ANADOLU’DA SANAT IŞIĞI OLMA HEDEFİNDE
10. GURUR YILI
Kuruluşunun 10. yıldönümünü renkli etkinliklerle kutlayan Atatürk Üniversitesi Güzel Sanatlar Fakültesi, sanat alanındaki başarılarıyla Türkiye’nin önde gelen fakülteleri arasında yer alıyor.
Güzel Sanatlar Fakültesi Dekanı Prof. Dr. Sevim Sağsöz, fakültenin kuruluşunu, geçirdiği dönemleri ve dekan olarak atanmasıyla ilgili evreleri anlattı.
GÜZEL SANATLAR, EĞİTİM KALİTESİYLE DE GÖZDE EĞİTİM KURUMU
“Ankara’nın doğusunda kurulu ilk sanat eğitim kurumu olan ve ülkemizin doğusuyla batısı arasında bir sanat köprüsü oluşturma çabası içerisinde bulunan Güzel Sanatlar Fakültesi 11 Temmuz 1992’de kurulmuştur.” diyerek sözlerine başlayan Prof. Dr. Sevim Sağsöz, fakültenin 1994_95 eğitim öğretim yılında öğrenci kabul etmeye başladığını, şu an açık olan 10 bölümden 7’sinde öğrenci bulunduğunu, diğer 3 bölümde ise derslerin seçmeli olarak yürütüldüğünü söyledi.

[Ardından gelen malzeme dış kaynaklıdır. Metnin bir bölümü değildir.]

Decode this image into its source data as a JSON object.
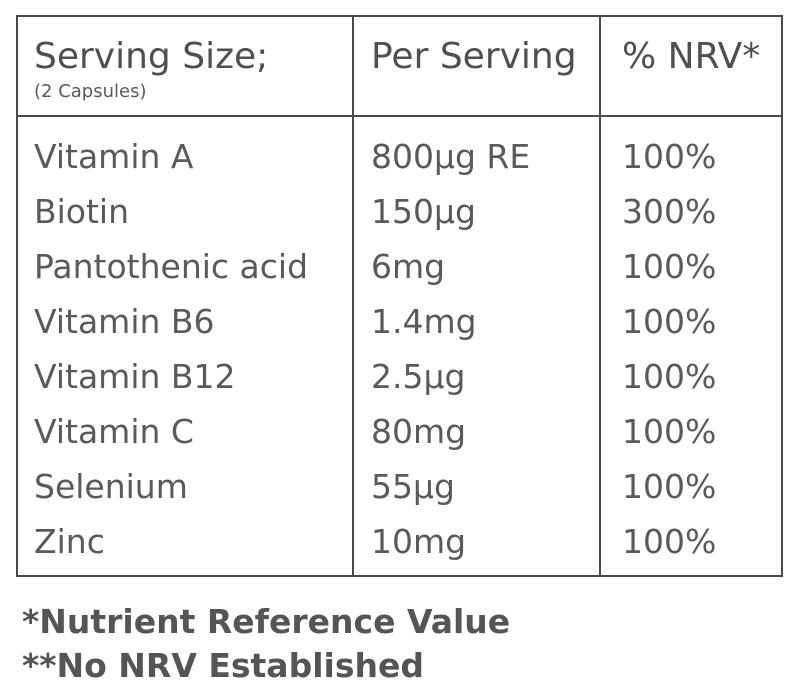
{
  "table": {
    "header": {
      "col1": "Serving Size;",
      "col1_sub": "(2 Capsules)",
      "col2": "Per Serving",
      "col3": "% NRV*"
    },
    "rows": [
      {
        "nutrient": "Vitamin A",
        "per_serving": "800μg RE",
        "nrv": "100%"
      },
      {
        "nutrient": "Biotin",
        "per_serving": "150μg",
        "nrv": "300%"
      },
      {
        "nutrient": "Pantothenic acid",
        "per_serving": "6mg",
        "nrv": "100%"
      },
      {
        "nutrient": "Vitamin B6",
        "per_serving": "1.4mg",
        "nrv": "100%"
      },
      {
        "nutrient": "Vitamin B12",
        "per_serving": "2.5μg",
        "nrv": "100%"
      },
      {
        "nutrient": "Vitamin C",
        "per_serving": "80mg",
        "nrv": "100%"
      },
      {
        "nutrient": "Selenium",
        "per_serving": "55μg",
        "nrv": "100%"
      },
      {
        "nutrient": "Zinc",
        "per_serving": "10mg",
        "nrv": "100%"
      }
    ]
  },
  "footnotes": {
    "note1": "*Nutrient Reference Value",
    "note2": "**No NRV Established"
  }
}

AKADEMİSYEN KADROSUYLA SEÇKİN
Öğretim elemanı kadrosunun 74 olduğu fakültede, yabancı uyruklu 1 profesör, 7 doçentin görev yaptığını, bunu yanı sıra 11 yardımcı doçentin, 6 sanatta yeterliliğini ve doktorasını tamamlamış yardımcı doçent olmayı bekleyen öğretim elemanı bulunduğunu belirten Prof. Dr. Sevim Sağsöz, halen 35. madde ile diğer üniversitelerde sanatta yeterlik ve doktora yapmakta olan 10 ve üniversitenin Sosyal Bilimler Enstitüsünde lisansüstü eğitimini sürdüren 9 eleman olduğunu, ayrıca fakülte bünyesinde 5 öğretim görevlisi 3 okutman ve bir de uzmanın bulunduğunu, 530 öğrencinin öğrenim gördüğü fakültede, kız ve erkek öğrenci sayısının dağılımının eşit oranda olduğunu kaydetti.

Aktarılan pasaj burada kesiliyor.